Zarar Vermemeyi Başarmak
Uçuk ve kaçık olmak iyi bir şeymiş gibi, sunum ve pazarlama öyle.
Eğer veri kabul ederseniz, çiçekler, böcekler, Atatürk, Hz. Muhammed, Hz. İsa veya Hz. Mevlana’nın birden çok fazla reenkarnesi var.
Diyelim ki var.
Hepsi fotokopi.
Bu hayat ve bütün hayatlar geçici.
Oyunun kuralı bu zaten.
Ve daha da ilginci, bu hayatımız da geçici.
Ama geçmişteki kimliklere de, gelecekteki misyonlarına göre de yaşayan, bir sürü uçucu ve kaçıcı insan var.
Ve bunlar ruhen sağlıklı değiller.
Çünkü bu hayatta kim olduklarını önemsemiyorlar, ama esas ana fikir bu.

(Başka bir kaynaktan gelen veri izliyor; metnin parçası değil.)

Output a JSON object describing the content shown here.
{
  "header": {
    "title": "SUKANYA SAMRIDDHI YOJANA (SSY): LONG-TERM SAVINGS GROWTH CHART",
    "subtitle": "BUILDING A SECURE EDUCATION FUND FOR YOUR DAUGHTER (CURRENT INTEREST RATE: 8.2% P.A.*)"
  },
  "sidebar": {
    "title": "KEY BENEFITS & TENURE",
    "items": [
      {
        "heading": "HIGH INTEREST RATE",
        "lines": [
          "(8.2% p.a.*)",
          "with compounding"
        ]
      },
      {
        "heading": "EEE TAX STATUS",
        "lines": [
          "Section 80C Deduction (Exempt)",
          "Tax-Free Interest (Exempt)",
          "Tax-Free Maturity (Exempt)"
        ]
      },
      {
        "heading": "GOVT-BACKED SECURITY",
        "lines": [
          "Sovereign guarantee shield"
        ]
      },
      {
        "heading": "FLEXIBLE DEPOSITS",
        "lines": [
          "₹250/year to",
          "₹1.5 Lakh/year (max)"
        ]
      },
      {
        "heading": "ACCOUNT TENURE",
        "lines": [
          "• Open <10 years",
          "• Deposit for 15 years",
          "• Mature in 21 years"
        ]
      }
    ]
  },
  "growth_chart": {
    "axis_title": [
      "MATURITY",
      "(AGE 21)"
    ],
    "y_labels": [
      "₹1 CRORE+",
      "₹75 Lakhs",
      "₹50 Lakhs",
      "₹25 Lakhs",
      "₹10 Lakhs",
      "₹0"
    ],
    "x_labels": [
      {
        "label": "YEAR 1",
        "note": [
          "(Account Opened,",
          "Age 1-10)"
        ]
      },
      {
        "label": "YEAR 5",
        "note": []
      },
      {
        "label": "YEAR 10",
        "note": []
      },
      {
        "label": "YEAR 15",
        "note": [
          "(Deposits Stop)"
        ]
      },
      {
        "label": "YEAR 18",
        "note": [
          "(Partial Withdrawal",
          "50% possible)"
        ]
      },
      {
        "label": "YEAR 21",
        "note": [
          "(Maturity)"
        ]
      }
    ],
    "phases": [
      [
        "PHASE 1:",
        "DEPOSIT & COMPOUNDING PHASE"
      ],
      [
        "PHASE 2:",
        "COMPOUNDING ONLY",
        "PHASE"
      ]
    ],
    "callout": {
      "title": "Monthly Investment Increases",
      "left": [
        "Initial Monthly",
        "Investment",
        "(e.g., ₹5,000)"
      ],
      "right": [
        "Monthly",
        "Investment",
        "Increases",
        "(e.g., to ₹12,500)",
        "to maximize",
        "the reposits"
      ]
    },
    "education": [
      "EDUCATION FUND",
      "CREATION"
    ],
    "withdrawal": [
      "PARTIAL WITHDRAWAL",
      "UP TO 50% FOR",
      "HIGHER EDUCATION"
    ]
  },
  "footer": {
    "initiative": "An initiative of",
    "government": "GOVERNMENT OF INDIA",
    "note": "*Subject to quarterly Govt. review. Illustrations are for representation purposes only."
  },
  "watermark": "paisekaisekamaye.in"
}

Geçmiş hayatlar bir veridir, hocasıyım, insanları diğer insanların geçmiş hayatlarını şifalandırabilme konusunda eğitebiliyorum.
Eğittim de.
Ama hep şunu öğrettim.
O hayat, o hayat, ve bu hayat da, bu hayat.
Orada kim olduğunuz hiç önemli değil, dünyaya bu kez gelmeden önce, bütün handikaplara rağmen, nazik, zarif, neşeli, bütünü kabul edebilen ve en önemlisi diğerlerine yardım edecek biri olmayı kabul ettiniz.
Abraham Lincoln, babası, dedesi, amcaları ve atalarından bahseden genç adama, “bana patatesi hatırlatıyorsun” demiş.
“En iyi yanların toprak altında”.
Geçmiş yaşamlara da böyle bakmak lazım.
Redleriniz ve reddiyeleriniz varsa, kusura bakmayın, vaatleriniz geçersiz
Geçmiş hayatta kim olursanız olun, ve kim olduğunuzu zannederseniz zannedin.
Esas hayat bu hayat.
Bugün kim olduğunuz ve ne yaptığınız.
Bugünkü mesainiz ve çabanız önemli.
Dün, dünde kaldı cancağızım.
Deneyimleri engellemeden teşvik eden herkes, diğer herkesten ileri.
Zarar vermeden yararlı olmaya çalışanlar da öyle.
Bu hayatta kendilerini değersiz bulanlar, geçmiş hayatlardan kredibilite ve referans çıkarmaya çalışırlarsa, kendi deneyimlerini durdurur, ve kendilerine zarar verirler.
Deneyimlerin özgürlüğüne inanmayanlar, ve zarar vermemeyi başaramayanlar, en azından, başkalarına zarar vermemek için, dursun ve sussun, bu bile yeter.